Random apparent reset: help deciphering

Hi,

I’m new to the use of clusters, but I’ve been having some success. However, every few days, the whole cluster seems to reset/restart and I don’t know why. Scripts that are connected to any of the MySQL DBs die as a result.

I’ve attached the log from one of the servers in the cluster for one of these particular events.

In the log I changed some IP addresses for some basic obfuscation:
X.X.XXX.XXX and Y.Y.YY.YY are real DB servers with identical setup. ZZ.ZZ.ZZ.ZZ is garb.

The attached files are logs from each server.

Can someone help me decipher these logs and work out why this is happening?

Thanks!

mysql_logs.zip (5.84 KB)

Hi,

Do you have direct network connection between each node? It seems like when X or Y lost connection to Z, both could not see anything but itself (cluster size 1). Z can work as a relay between X and Y but that should be only temporary workaround, not a normal situation.

Hi,

Thanks for your reply. Yes, X & Y are in the same data centre. Z is located outside on AWS.

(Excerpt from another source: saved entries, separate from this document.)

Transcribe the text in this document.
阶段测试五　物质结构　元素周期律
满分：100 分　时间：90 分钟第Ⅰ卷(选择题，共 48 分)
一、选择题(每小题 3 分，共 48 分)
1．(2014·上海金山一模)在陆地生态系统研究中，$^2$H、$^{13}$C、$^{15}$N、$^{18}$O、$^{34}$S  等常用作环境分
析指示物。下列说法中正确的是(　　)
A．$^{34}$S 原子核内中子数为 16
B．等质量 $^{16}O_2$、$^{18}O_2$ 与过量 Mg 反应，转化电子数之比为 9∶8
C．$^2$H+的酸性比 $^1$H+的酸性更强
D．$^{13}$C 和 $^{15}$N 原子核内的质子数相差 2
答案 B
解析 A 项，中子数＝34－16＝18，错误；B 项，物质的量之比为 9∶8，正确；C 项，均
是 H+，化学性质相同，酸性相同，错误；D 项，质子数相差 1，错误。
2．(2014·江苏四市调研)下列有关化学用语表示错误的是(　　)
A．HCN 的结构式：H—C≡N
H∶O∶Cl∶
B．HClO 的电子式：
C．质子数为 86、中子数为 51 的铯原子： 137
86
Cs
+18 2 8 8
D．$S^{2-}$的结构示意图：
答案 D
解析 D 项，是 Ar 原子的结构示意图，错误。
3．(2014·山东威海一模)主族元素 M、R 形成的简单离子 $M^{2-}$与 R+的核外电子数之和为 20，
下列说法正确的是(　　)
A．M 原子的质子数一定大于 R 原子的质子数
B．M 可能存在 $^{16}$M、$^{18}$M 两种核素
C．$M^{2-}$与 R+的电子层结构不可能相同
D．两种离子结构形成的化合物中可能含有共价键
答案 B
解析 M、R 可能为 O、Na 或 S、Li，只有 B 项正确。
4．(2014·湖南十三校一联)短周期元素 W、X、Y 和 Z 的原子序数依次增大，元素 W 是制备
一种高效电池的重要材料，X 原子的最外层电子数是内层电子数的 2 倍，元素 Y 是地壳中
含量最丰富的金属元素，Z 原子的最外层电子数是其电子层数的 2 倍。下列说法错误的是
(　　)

Do you think they lost connection between each other? Shouldn’t the local MySQL server stay up in this case? It seems it goes down.

This is weird, if X and Y are in the same datacenter, loosing connection to Z would not cause problems as still the quorum would be saved ( more then 50% of the nodes operational in the cluster). But in this case the nodes could not connect to any other node, that’s why MySQL interface had to be suspended as there was no quorum.
Apart from network issues there could be serious server overload like heavy swapping which could also result in missing/delayed communication between the nodes.